Well, answers to these questions, and many many more such questions, are not obvious. Take a look at the questions again. Now here are a possible set of answers to them:
Accounting Profits
The profits posted by a company need not necessarily reflect the true state of affairs. Say for example, more than 40% of the net sales shown in the income statement is sold on a 90-day credit. The company will receive this money only in the future. (Even a 10-year-old will tell you that the future is unpredictable). So now you see? The profits that you see are in fact, expected profits- accounting profits, perhaps, is a better term to use here. So don't get carried away by the amount of profit unless you know that the company has sold goods on credit to people who are likely to actually pay up within time.
Sudden Spurt in Profits
The company has suddenly posted a huge profit. Wow! Sales must have improved tremendously. Three cheers to the management!!
Really??
Take a look at the income statement again. Do you see something called Non-Recurring Income? That could explain the sudden increase in profitability. Non-recurring income refers to income that is not expected to continue in future. They are one-time receipts that often do not arise out of regular business activities.
Maybe the management is actually selling off some of it's assets to maintain liquidity while you think that the company is going great guns.
Debt Off the Balance Sheet
You see that the company operates with very little debt. Just before you start believing what you see, take a look at the Notes to the balance sheet.

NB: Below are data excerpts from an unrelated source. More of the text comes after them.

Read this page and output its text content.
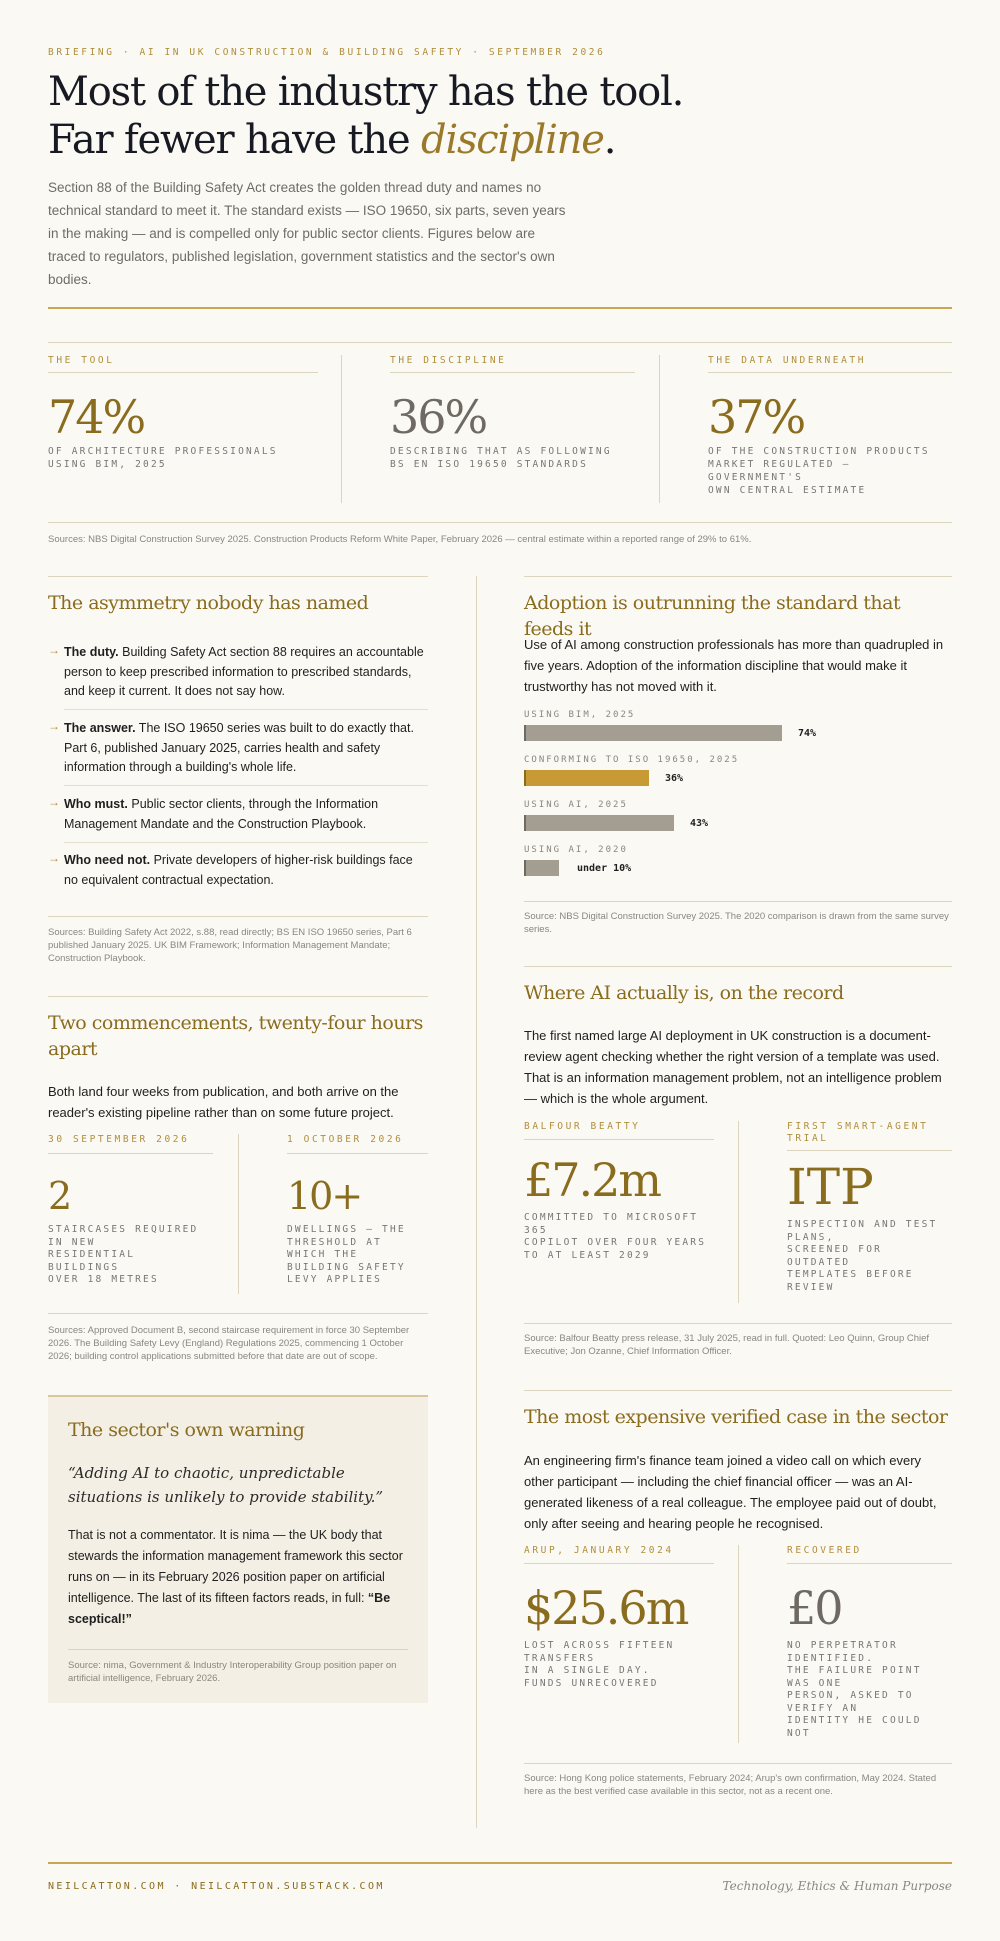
BRIEFING · AI IN UK CONSTRUCTION & BUILDING SAFETY · SEPTEMBER 2026
Most of the industry has the tool.
Far fewer have the discipline.

Section 88 of the Building Safety Act creates the golden thread duty and names no technical standard to meet it. The standard exists — ISO 19650, six parts, seven years in the making — and is compelled only for public sector clients. Figures below are traced to regulators, published legislation, government statistics and the sector's own bodies.

THE TOOL
74%
OF ARCHITECTURE PROFESSIONALS
USING BIM, 2025
THE DISCIPLINE
36%
DESCRIBING THAT AS FOLLOWING
BS EN ISO 19650 STANDARDS
THE DATA UNDERNEATH
37%
OF THE CONSTRUCTION PRODUCTS
MARKET REGULATED —
GOVERNMENT'S
OWN CENTRAL ESTIMATE
Sources: NBS Digital Construction Survey 2025. Construction Products Reform White Paper, February 2026 — central estimate within a reported range of 29% to 61%.
The asymmetry nobody has named
→ The duty. Building Safety Act section 88 requires an accountable person to keep prescribed information to prescribed standards, and keep it current. It does not say how.
→ The answer. The ISO 19650 series was built to do exactly that. Part 6, published January 2025, carries health and safety information through a building's whole life.
→ Who must. Public sector clients, through the Information Management Mandate and the Construction Playbook.
→ Who need not. Private developers of higher-risk buildings face no equivalent contractual expectation.
Sources: Building Safety Act 2022, s.88, read directly; BS EN ISO 19650 series, Part 6 published January 2025. UK BIM Framework; Information Management Mandate; Construction Playbook.
Two commencements, twenty-four hours apart

Both land four weeks from publication, and both arrive on the reader's existing pipeline rather than on some future project.

30 SEPTEMBER 2026
2
STAIRCASES REQUIRED
IN NEW
RESIDENTIAL
BUILDINGS
OVER 18 METRES
1 OCTOBER 2026
10+
DWELLINGS — THE
THRESHOLD AT
WHICH THE
BUILDING SAFETY
LEVY APPLIES
Sources: Approved Document B, second staircase requirement in force 30 September 2026. The Building Safety Levy (England) Regulations 2025, commencing 1 October 2026; building control applications submitted before that date are out of scope.
The sector's own warning

“Adding AI to chaotic, unpredictable situations is unlikely to provide stability.”

That is not a commentator. It is nima — the UK body that stewards the information management framework this sector runs on — in its February 2026 position paper on artificial intelligence. The last of its fifteen factors reads, in full: “Be sceptical!”

Source: nima, Government & Industry Interoperability Group position paper on artificial intelligence, February 2026.
Adoption is outrunning the standard that feeds it

Use of AI among construction professionals has more than quadrupled in five years. Adoption of the information discipline that would make it trustworthy has not moved with it.

USING BIM, 2025
74%
CONFORMING TO ISO 19650, 2025
36%
USING AI, 2025
43%
USING AI, 2020
under 10%
Source: NBS Digital Construction Survey 2025. The 2020 comparison is drawn from the same survey series.
Where AI actually is, on the record

The first named large AI deployment in UK construction is a document-review agent checking whether the right version of a template was used. That is an information management problem, not an intelligence problem — which is the whole argument.

BALFOUR BEATTY
£7.2m
COMMITTED TO MICROSOFT
365
COPILOT OVER FOUR YEARS
TO AT LEAST 2029
FIRST SMART-AGENT
TRIAL
ITP
INSPECTION AND TEST
PLANS,
SCREENED FOR
OUTDATED
TEMPLATES BEFORE
REVIEW
Source: Balfour Beatty press release, 31 July 2025, read in full. Quoted: Leo Quinn, Group Chief Executive; Jon Ozanne, Chief Information Officer.
The most expensive verified case in the sector

An engineering firm's finance team joined a video call on which every other participant — including the chief financial officer — was an AI-generated likeness of a real colleague. The employee paid out of doubt, only after seeing and hearing people he recognised.

ARUP, JANUARY 2024
$25.6m
LOST ACROSS FIFTEEN
TRANSFERS
IN A SINGLE DAY.
FUNDS UNRECOVERED
RECOVERED
£0
NO PERPETRATOR
IDENTIFIED.
THE FAILURE POINT
WAS ONE
PERSON, ASKED TO
VERIFY AN
IDENTITY HE COULD
NOT
Source: Hong Kong police statements, February 2024; Arup's own confirmation, May 2024. Stated here as the best verified case available in this sector, not as a recent one.
NEILCATTON.COM · NEILCATTON.SUBSTACK.COM	Technology, Ethics & Human Purpose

Take a look at the section called Off-Balance Sheet Items. Off-balance sheet items could contain just about any liability that the company does not necessarily have to disclose upfront. Contingent liabilities (liabilities that might arise on the happening of a certain event in future), operating leases, letters of credit, futures, and forwards are some examples here.
So you see? These long list of liabilities don't eve appear in the balance sheet! So watch out before drawing any conclusions.
"Miscellaneous" Expenses
Miscellaneous expenses is another favourite section used by companies to keep things under wraps. This section of the balance sheet records various expenses that are incurred by the company but not written off against the profits they make. For example, the company recently issued debentures to the public at a discounted rate. The discount should ideally be written off against the profits earned. But the company can choose to carry them forward instead of adjusting them against their profits. This way, the company manages to post better profits. Unfair, isn't it?
We have discussed just four questions here. Believe me, there are hundreds of such questions to which you will not find straight forward answers.
So remember to take a nice hard look at the financials of the company before you decide whether the company is really faring well or not.